When I met him, his vituperative words were reserved for Prince Of Tides and its producer, one Barbra Streisand. ‘She said she loved it and then she did what she always does. She came back and said, “John, I’m hearing something else, you know what I mean?” And I said, “No, I don’t know what you mean; I’ve spent a lot of time on this.” But she kept on. Eventually I said, “Look, I’m going back to New York.” But she’s like, “I want you here in LA.” So I’m like, “Even if I did stay here, Barbra, you’re not going to be over every bloody day, listening to every bloody cue I’m doing because that’s not the way I write. I’ve done 100 movies and I have five Academy awards, so maybe I know something about my profession that you don’t.”’
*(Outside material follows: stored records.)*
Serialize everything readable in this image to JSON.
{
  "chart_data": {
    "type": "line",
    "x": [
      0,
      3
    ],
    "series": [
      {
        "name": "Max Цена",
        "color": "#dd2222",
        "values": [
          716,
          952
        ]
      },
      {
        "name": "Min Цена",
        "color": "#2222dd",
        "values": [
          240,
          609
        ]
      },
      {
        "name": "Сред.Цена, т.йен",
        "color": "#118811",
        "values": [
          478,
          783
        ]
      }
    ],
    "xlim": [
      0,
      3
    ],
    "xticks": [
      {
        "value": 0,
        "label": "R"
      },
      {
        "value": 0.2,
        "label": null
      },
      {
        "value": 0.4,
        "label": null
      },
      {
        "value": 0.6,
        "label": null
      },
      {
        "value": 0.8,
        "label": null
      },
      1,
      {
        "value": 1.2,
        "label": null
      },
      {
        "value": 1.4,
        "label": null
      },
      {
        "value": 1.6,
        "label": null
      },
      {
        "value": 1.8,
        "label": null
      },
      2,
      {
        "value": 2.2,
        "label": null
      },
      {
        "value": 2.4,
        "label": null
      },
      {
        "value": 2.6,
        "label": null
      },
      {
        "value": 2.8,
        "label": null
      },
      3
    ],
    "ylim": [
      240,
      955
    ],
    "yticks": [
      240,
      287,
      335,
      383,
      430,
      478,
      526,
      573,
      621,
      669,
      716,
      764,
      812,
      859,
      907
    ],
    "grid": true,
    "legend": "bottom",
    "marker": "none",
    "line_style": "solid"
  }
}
‘Still, no better, so eventually I called her and said, “Barbra, I’ve been working with you for five weeks and I gotta say, it’s been the most joyless professional experience of my life. So get someone else.” The line went dead and that was that, until 18 months later when David, the guy I was doing my demos with, happened to be producing Barbra’s album. Well, they’d finished 11 songs, and Barbra was casting around for one more, so she goes, “Do you know anything that would fit?” David starts playing the very thing that Barbra had rejected for Prince of Tides and she’s like, “That’s so beautiful! What is it?” When he told her, she walked out of the studio.’

A couple of weeks after that encounter, he brought the English Chamber Orchestra to the Royal Albert Hall and triggered one Proustian rush after another with a wish-list of themes spanning three decades. We had the cheap seats – right next to the orchestra, facing the crowd. In fact, we couldn’t have asked for better. For three hours we got a ringside view of John Barry’s blue eyes twinkling with delight as he jabbed his baton through three decades of peerless instrumental music: The Ipcress File; On Her Majesty’s Secret Service; and, to many a misting eye, Midnight Cowboy.

Played under the direction of the man who wrote them, these long-ubiquitous pieces of music morphed into something else. No longer excerpts of individual soundtracks, we realised we were listening to a soundtrack of our own lifetime. Back in Cadogan Square, John Barry reached for a biography of Sibelius – the composer who soundtracked those earliest childhood memories. Reading from the book, his booming baritone began, ‘Romanticism is the innermost essence of music. What is romantic is imperishable. It always has been and always will be as long as people inhabit the Earth.’ Slamming the book shut, Barry added, ‘That is the key.’ It felt like he was reading his own epitaph.